An Indianapolis jury has returned a $65.9 million verdict against Memphis-based FedEx in a breach-of-contract lawsuit brought in 2008 by now-defunct ATA Airlines.
The former Indianapolis carrier alleged FedEx broke a long-term contract with ATA to fly troops on behalf of the federal government. ATA ceased operations in April 2008, shortly after it was informed by FedEx that it would no longer be part of FedEx’s military contracting team.
Last week, the U.S. District Court jury said ATA is entitled to $21.9 million in lost profits for 2008 and $43.9 million in lost profits for 2009.
ATA originally had sought $94 million. Last April, however, FedEx won a partial summary judgment that tossed out some of ATA’s claims, leaving just the breach-of-contract charge. In a recent regulatory filing prior to the Oct. 19 verdict, FedEx declared: “We still do not believe that any material loss is probable.”
“We respectfully disagree with the jury’s findings and are evaluating our options,” FedEx spokeswoman Sandra Munoz told IBJ on Monday. It is widely expected that the company will appeal the verdict, which was reached after three hours of deliberations.
Any money ATA ultimately recovers will be distributed to creditors, including pilots, said Ken Broughton, an attorney for Texas-based Haynes and Boone LLP, which represented the airline.
In a statement, Broughton said that “unfortunately, any judgment ATA recovers from FedEx won’t revive" ATA.
According to bankruptcy records, ATA had 4,970 unsecured claims totaling $571.6 million as of June 30. The largest unsecured creditor listed is Wells Fargo Northwest, seeking $301 million.
ATA, founded in the 1970s by Latvian immigrant George Mikelsons, grew to be the nation’s 10th-largest scheduled passenger airline.
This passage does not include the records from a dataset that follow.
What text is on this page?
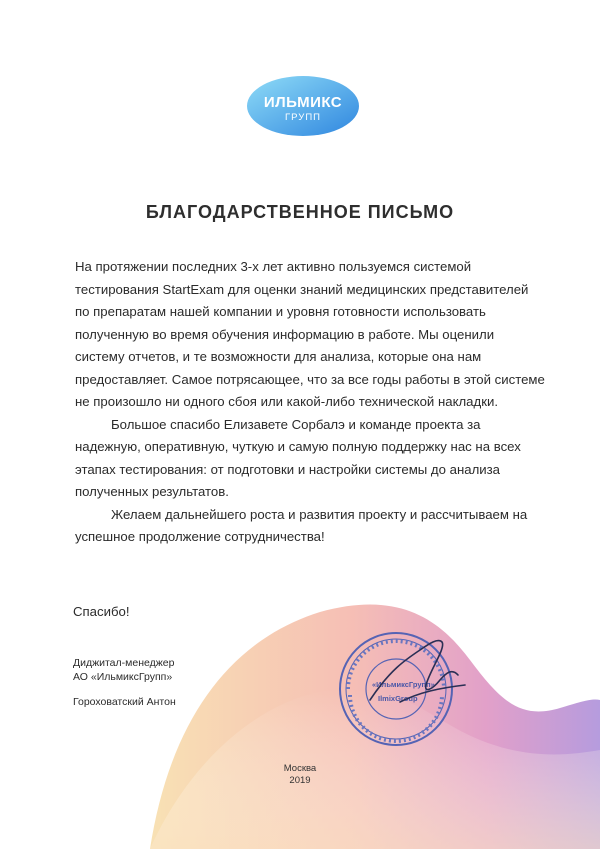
ИЛЬМИКС
ГРУПП
БЛАГОДАРСТВЕННОЕ ПИСЬМО

На протяжении последних 3-х лет активно пользуемся системой тестирования StartExam для оценки знаний медицинских представителей по препаратам нашей компании и уровня готовности использовать полученную во время обучения информацию в работе. Мы оценили систему отчетов, и те возможности для анализа, которые она нам предоставляет. Самое потрясающее, что за все годы работы в этой системе не произошло ни одного сбоя или какой-либо технической накладки.

Большое спасибо Елизавете Сорбалэ и команде проекта за надежную, оперативную, чуткую и самую полную поддержку нас на всех этапах тестирования: от подготовки и настройки системы до анализа полученных результатов.

Желаем дальнейшего роста и развития проекту и рассчитываем на успешное продолжение сотрудничества!

Спасибо!
Диджитал-менеджер
АО «ИльмиксГрупп»
Гороховатский Антон
«ИльмиксГрупп»
IlmixGroup
Москва
2019
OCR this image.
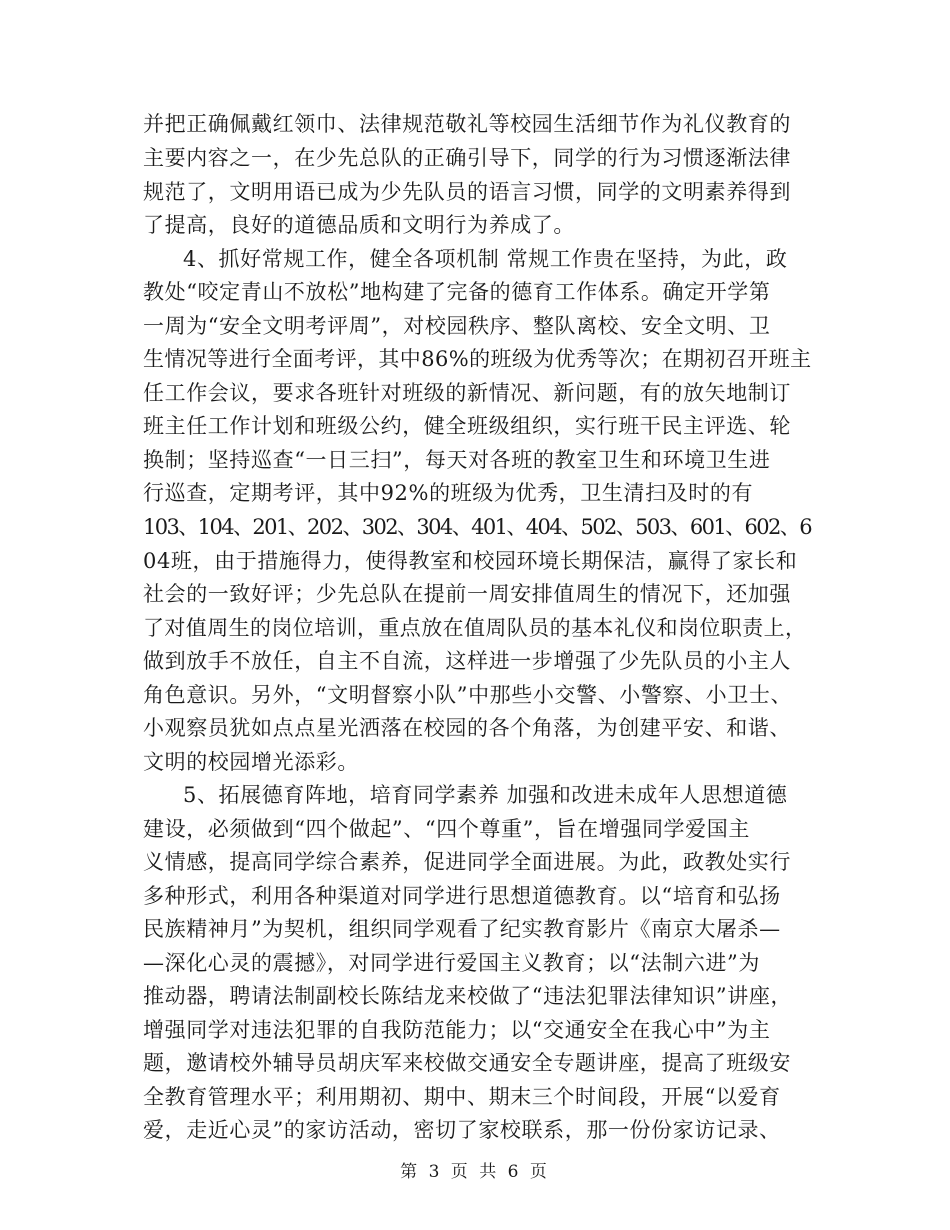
并把正确佩戴红领巾、法律规范敬礼等校园生活细节作为礼仪教育的
主要内容之一，在少先总队的正确引导下，同学的行为习惯逐渐法律
规范了，文明用语已成为少先队员的语言习惯，同学的文明素养得到
了提高，良好的道德品质和文明行为养成了。
4、抓好常规工作，健全各项机制 常规工作贵在坚持，为此，政
教处“咬定青山不放松”地构建了完备的德育工作体系。确定开学第
一周为“安全文明考评周”，对校园秩序、整队离校、安全文明、卫
生情况等进行全面考评，其中86%的班级为优秀等次；在期初召开班主
任工作会议，要求各班针对班级的新情况、新问题，有的放矢地制订
班主任工作计划和班级公约，健全班级组织，实行班干民主评选、轮
换制；坚持巡查“一日三扫”，每天对各班的教室卫生和环境卫生进
行巡查，定期考评，其中92%的班级为优秀，卫生清扫及时的有
103、104、201、202、302、304、401、404、502、503、601、602、6
04班，由于措施得力，使得教室和校园环境长期保洁，赢得了家长和
社会的一致好评；少先总队在提前一周安排值周生的情况下，还加强
了对值周生的岗位培训，重点放在值周队员的基本礼仪和岗位职责上，
做到放手不放任，自主不自流，这样进一步增强了少先队员的小主人
角色意识。另外，“文明督察小队”中那些小交警、小警察、小卫士、
小观察员犹如点点星光洒落在校园的各个角落，为创建平安、和谐、
文明的校园增光添彩。
5、拓展德育阵地，培育同学素养 加强和改进未成年人思想道德
建设，必须做到“四个做起”、“四个尊重”，旨在增强同学爱国主
义情感，提高同学综合素养，促进同学全面进展。为此，政教处实行
多种形式，利用各种渠道对同学进行思想道德教育。以“培育和弘扬
民族精神月”为契机，组织同学观看了纪实教育影片《南京大屠杀—
—深化心灵的震撼》，对同学进行爱国主义教育；以“法制六进”为
推动器，聘请法制副校长陈结龙来校做了“违法犯罪法律知识”讲座，
增强同学对违法犯罪的自我防范能力；以“交通安全在我心中”为主
题，邀请校外辅导员胡庆军来校做交通安全专题讲座，提高了班级安
全教育管理水平；利用期初、期中、期末三个时间段，开展“以爱育
爱，走近心灵”的家访活动，密切了家校联系，那一份份家访记录、
第 3 页 共 6 页
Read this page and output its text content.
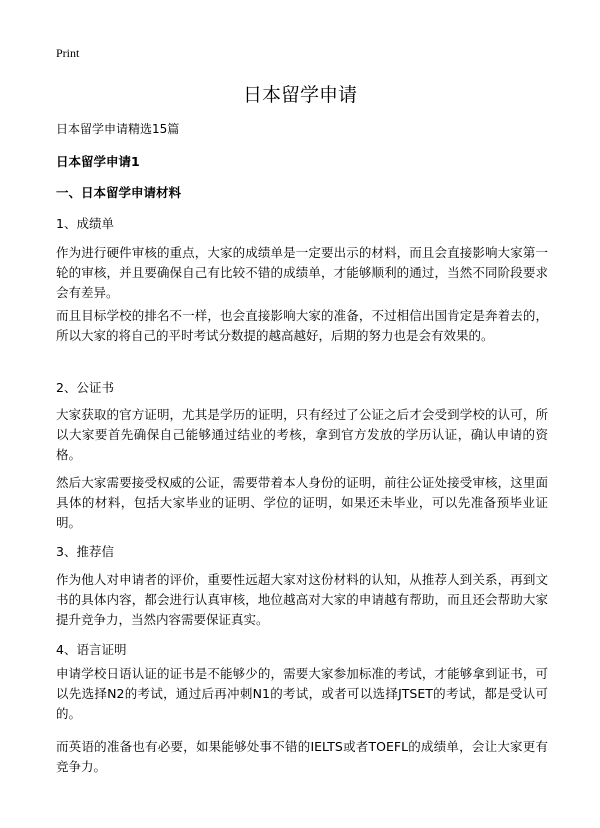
Print
日本留学申请
日本留学申请精选15篇
日本留学申请1
一、日本留学申请材料
1、成绩单
作为进行硬件审核的重点，大家的成绩单是一定要出示的材料，而且会直接影响大家第一轮的审核，并且要确保自己有比较不错的成绩单，才能够顺利的通过，当然不同阶段要求会有差异。
而且目标学校的排名不一样，也会直接影响大家的准备，不过相信出国肯定是奔着去的，所以大家的将自己的平时考试分数提的越高越好，后期的努力也是会有效果的。
2、公证书
大家获取的官方证明，尤其是学历的证明，只有经过了公证之后才会受到学校的认可，所以大家要首先确保自己能够通过结业的考核，拿到官方发放的学历认证，确认申请的资格。
然后大家需要接受权威的公证，需要带着本人身份的证明，前往公证处接受审核，这里面具体的材料，包括大家毕业的证明、学位的证明，如果还未毕业，可以先准备预毕业证明。
3、推荐信
作为他人对申请者的评价，重要性远超大家对这份材料的认知，从推荐人到关系，再到文书的具体内容，都会进行认真审核，地位越高对大家的申请越有帮助，而且还会帮助大家提升竞争力，当然内容需要保证真实。
4、语言证明
申请学校日语认证的证书是不能够少的，需要大家参加标准的考试，才能够拿到证书，可以先选择N2的考试，通过后再冲刺N1的考试，或者可以选择JTSET的考试，都是受认可的。
而英语的准备也有必要，如果能够处事不错的IELTS或者TOEFL的成绩单，会让大家更有竞争力。
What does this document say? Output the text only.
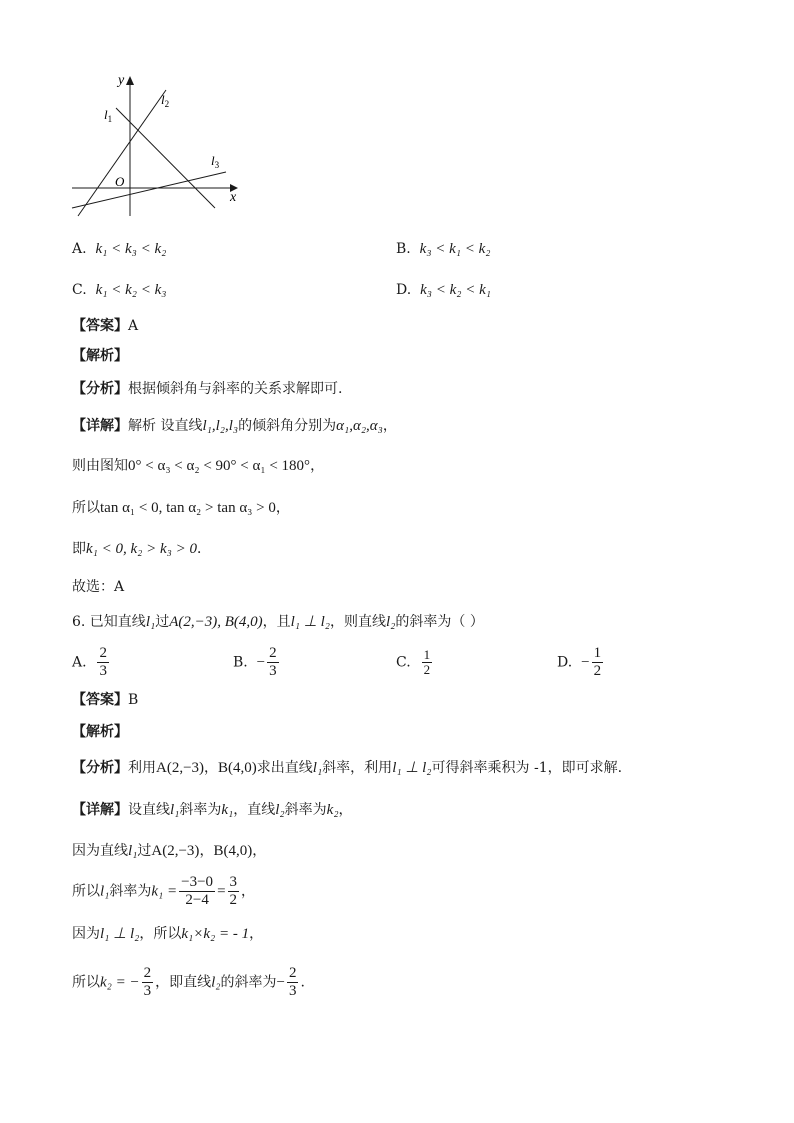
y
x
O
$l_1$
$l_2$
$l_3$
A. k₁ < k₃ < k₂	B. k₃ < k₁ < k₂
C. k₁ < k₂ < k₃	D. k₃ < k₂ < k₁
【答案】A
【解析】
【分析】根据倾斜角与斜率的关系求解即可.
【详解】解析 设直线l₁,l₂,l₃的倾斜角分别为α₁,α₂,α₃，
则由图知0° < α₃ < α₂ < 90° < α₁ < 180°，
所以tan α₁ < 0, tan α₂ > tan α₃ > 0，
即k₁ < 0, k₂ > k₃ > 0．
故选：A
6. 已知直线l₁过A(2,−3), B(4,0)，且l₁ ⊥ l₂，则直线l₂的斜率为（ ）
A. $\frac{2}{3}$	B. − $\frac{2}{3}$	C. $\frac{1}{2}$	D. − $\frac{1}{2}$
【答案】B
【解析】
【分析】利用A(2,−3)，B(4,0)求出直线l₁斜率，利用l₁ ⊥ l₂可得斜率乘积为 -1，即可求解.
【详解】设直线l₁斜率为k₁，直线l₂斜率为k₂，
因为直线l₁过A(2,−3)，B(4,0)，
所以l₁斜率为$k_1 = \frac{-3-0}{2-4} = \frac{3}{2}$ ，
因为l₁ ⊥ l₂，所以k₁×k₂ = - 1，
所以k₂ = − $\frac{2}{3}$ ，即直线l₂的斜率为− $\frac{2}{3}$ .
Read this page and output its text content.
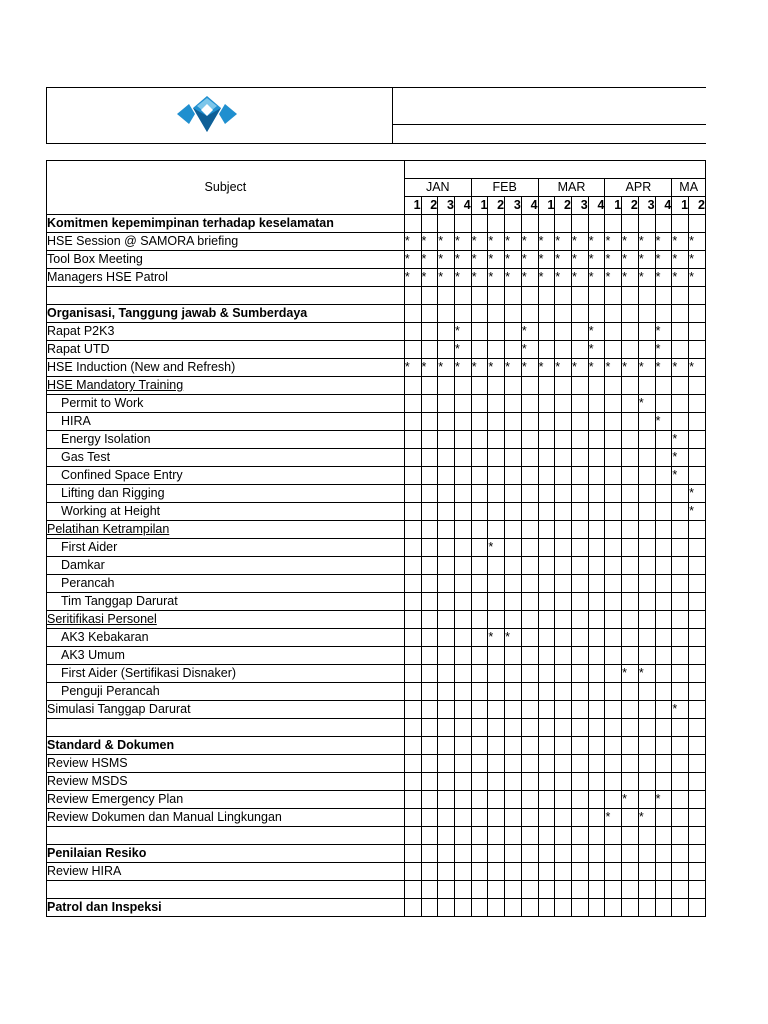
Subject																		
	JAN				FEB				MAR				APR				MA	
	1	2	3	4	1	2	3	4	1	2	3	4	1	2	3	4	1	2
Komitmen kepemimpinan terhadap keselamatan																		
HSE Session @ SAMORA briefing	*	*	*	*	*	*	*	*	*	*	*	*	*	*	*	*	*	*
Tool Box Meeting	*	*	*	*	*	*	*	*	*	*	*	*	*	*	*	*	*	*
Managers HSE Patrol	*	*	*	*	*	*	*	*	*	*	*	*	*	*	*	*	*	*

Organisasi, Tanggung jawab & Sumberdaya																		
Rapat P2K3				*				*				*				*		
Rapat UTD				*				*				*				*		
HSE Induction (New and Refresh)	*	*	*	*	*	*	*	*	*	*	*	*	*	*	*	*	*	*
HSE Mandatory Training																		
Permit to Work															*			
HIRA																*		
Energy Isolation																	*	
Gas Test																	*	
Confined Space Entry																	*	
Lifting dan Rigging																		*
Working at Height																		*
Pelatihan Ketrampilan																		
First Aider						*												
Damkar																		
Perancah																		
Tim Tanggap Darurat																		
Seritifikasi Personel																		
AK3 Kebakaran						*	*											
AK3 Umum																		
First Aider (Sertifikasi Disnaker)														*	*			
Penguji Perancah																		
Simulasi Tanggap Darurat																	*	

Standard & Dokumen																		
Review HSMS																		
Review MSDS																		
Review Emergency Plan														*		*		
Review Dokumen dan Manual Lingkungan													*		*			

Penilaian Resiko																		
Review HIRA																		

Patrol dan Inspeksi																		
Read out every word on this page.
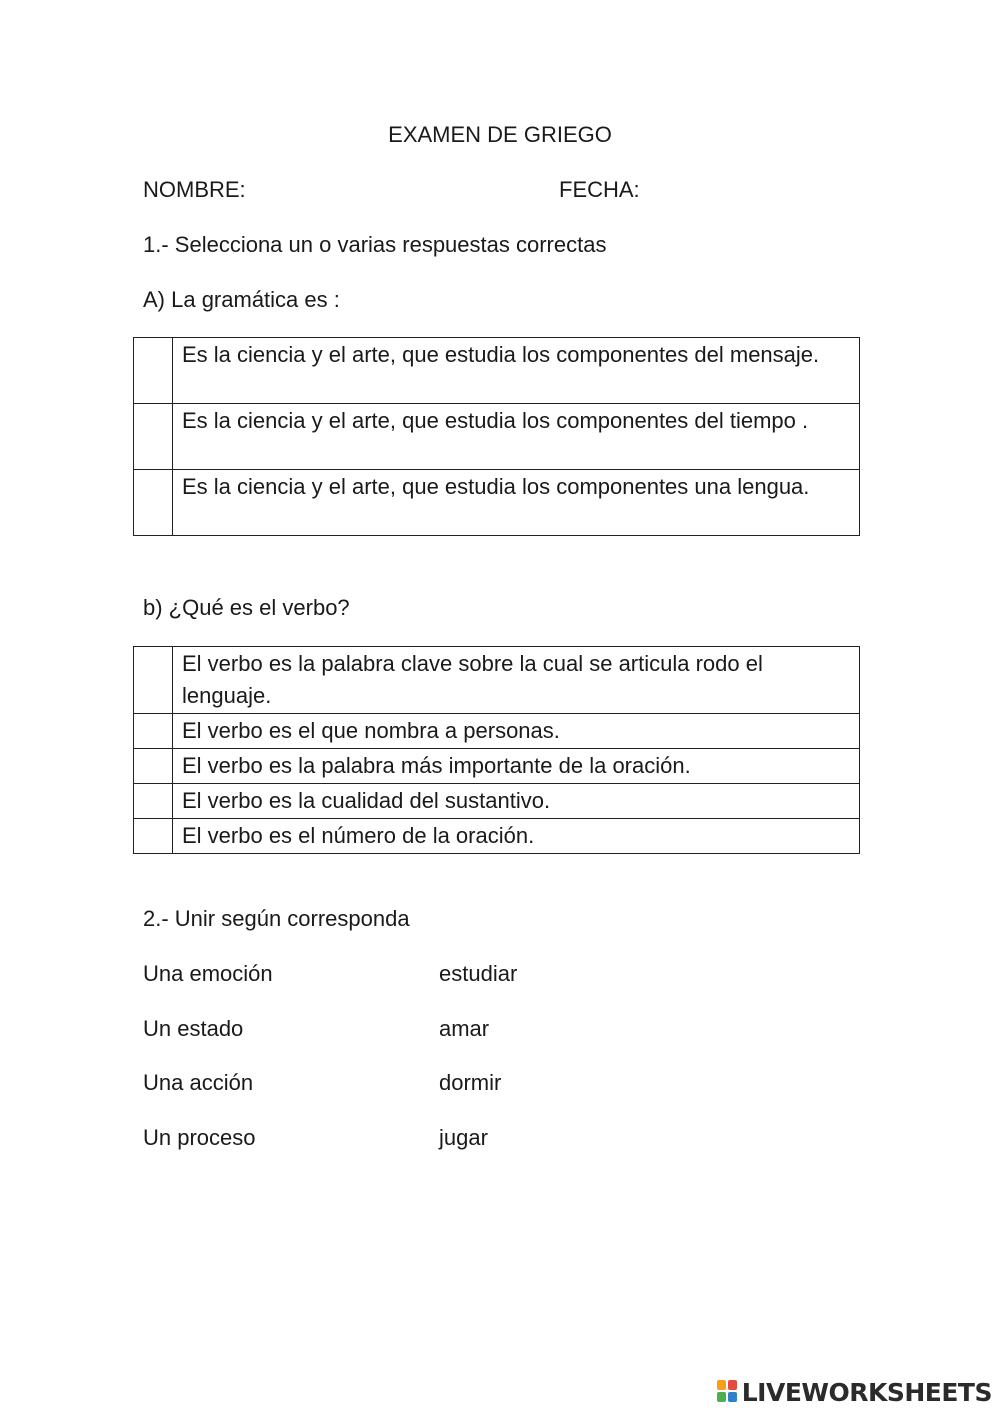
EXAMEN DE GRIEGO
NOMBRE:	FECHA:
1.- Selecciona un o varias respuestas correctas
A) La gramática es :
	Es la ciencia y el arte, que estudia los componentes del mensaje.
	Es la ciencia y el arte, que estudia los componentes del tiempo .
	Es la ciencia y el arte, que estudia los componentes una lengua.
b) ¿Qué es el verbo?
	El verbo es la palabra clave sobre la cual se articula rodo el lenguaje.
	El verbo es el que nombra a personas.
	El verbo es la palabra más importante de la oración.
	El verbo es la cualidad del sustantivo.
	El verbo es el número de la oración.
2.- Unir según corresponda
Una emoción	estudiar
Un estado	amar
Una acción	dormir
Un proceso	jugar
LIVEWORKSHEETS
An expensive fleet upgrade begun prior to the Sept. 11, 2001, terrorist attacks came back to haunt ATA as the industry slowed in the years to follow.
ATA filed its first Chapter 11 reorganization in October 2004. At first, Southwest Airlines bought a portion of ATA stock, along with New York vulture firm MatlinPatterson. ATA’s headquarters were moved to suburban Atlanta, where the carrier became part of a larger organization based there—Global Aviation Holdings, operator of charter carriers World Airways and North American Airlines.
Dallas-based Southwest walked away with ATA’s valuable gate slots, including those in New York City.